Including a comprehensive rundown of everyone else who was convinced the intelligence was correct.
The near pathological contempt so many hold for President Bush clouds their ability to put themselves in the commander-in-chief's shoes. On Sept. 11, in America, over 3,000 people lost their lives. Meanwhile, Saddam Hussein continued to defy United Nations Security Council resolutions to come clean. He flouted the U.N.-sponsored Oil-for-Food program, diverting the money from its intended purpose.

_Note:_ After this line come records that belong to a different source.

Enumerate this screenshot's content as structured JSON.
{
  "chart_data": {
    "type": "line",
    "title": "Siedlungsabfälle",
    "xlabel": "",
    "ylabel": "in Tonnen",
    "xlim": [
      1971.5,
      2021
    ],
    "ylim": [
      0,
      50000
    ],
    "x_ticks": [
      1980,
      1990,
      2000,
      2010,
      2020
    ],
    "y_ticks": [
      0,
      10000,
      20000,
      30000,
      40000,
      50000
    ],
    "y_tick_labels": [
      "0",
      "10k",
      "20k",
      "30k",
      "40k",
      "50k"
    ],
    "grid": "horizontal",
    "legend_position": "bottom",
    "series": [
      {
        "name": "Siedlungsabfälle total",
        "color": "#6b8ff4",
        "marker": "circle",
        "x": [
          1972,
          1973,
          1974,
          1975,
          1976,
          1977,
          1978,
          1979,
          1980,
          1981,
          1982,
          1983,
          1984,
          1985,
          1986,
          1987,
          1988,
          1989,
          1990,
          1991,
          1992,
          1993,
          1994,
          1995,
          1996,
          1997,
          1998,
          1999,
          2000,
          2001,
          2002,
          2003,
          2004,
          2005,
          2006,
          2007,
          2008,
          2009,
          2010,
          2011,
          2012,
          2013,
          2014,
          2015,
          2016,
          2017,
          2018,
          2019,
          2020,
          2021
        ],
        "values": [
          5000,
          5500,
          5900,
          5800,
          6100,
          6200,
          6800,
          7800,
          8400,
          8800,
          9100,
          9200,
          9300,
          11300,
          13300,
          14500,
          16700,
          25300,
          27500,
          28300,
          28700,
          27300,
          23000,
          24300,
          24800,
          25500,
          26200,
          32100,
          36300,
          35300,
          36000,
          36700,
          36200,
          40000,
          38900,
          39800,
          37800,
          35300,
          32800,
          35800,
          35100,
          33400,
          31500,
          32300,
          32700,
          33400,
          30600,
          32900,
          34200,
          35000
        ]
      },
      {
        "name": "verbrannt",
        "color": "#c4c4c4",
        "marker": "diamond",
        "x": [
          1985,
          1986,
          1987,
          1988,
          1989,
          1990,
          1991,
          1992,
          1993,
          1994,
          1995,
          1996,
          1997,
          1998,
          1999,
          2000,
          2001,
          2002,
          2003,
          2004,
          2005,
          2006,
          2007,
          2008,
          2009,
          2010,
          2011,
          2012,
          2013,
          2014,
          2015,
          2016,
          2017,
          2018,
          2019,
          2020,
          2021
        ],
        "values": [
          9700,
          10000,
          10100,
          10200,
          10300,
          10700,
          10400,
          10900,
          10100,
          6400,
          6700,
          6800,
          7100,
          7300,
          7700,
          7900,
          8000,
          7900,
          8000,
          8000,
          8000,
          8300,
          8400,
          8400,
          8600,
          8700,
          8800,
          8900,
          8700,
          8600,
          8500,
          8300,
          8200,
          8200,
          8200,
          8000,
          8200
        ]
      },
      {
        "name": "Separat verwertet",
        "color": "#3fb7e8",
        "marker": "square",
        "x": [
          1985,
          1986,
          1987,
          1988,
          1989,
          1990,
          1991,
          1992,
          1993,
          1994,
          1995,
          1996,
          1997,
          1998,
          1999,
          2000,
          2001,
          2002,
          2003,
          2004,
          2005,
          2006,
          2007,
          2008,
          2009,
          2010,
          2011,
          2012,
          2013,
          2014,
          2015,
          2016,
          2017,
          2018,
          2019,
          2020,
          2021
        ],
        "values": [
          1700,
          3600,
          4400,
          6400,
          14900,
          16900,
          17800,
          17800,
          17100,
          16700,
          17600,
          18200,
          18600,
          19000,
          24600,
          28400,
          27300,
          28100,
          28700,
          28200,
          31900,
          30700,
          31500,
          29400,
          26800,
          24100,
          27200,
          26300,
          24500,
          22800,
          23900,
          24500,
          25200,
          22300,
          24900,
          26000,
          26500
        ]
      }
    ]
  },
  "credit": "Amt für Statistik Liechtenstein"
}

Critics quite properly accuse the U.S. intelligence community for failing to connect the dots and thus prevent 9/11. After the first Gulf War in 1991, the advanced nature of Saddam Hussein's nuclear weapons program shocked intelligence analysts. Nuclear bomb testing in India and Pakistan came as a surprise, as did the advanced nature of Iran's and Libya's WMD programs. By all means, the U.S. intelligence failures call for serious soul-searching, and possibly housekeeping to improve accuracy.
But, in the case of pre-war Iraq, the president's critics suggest the following: Cross your fingers, hope for the best, and run the risk of another attack on American soil, this time possibly with chemical or biological weapons. No, the president acted upon the best available information and properly discharged his responsibility as commander-in-chief.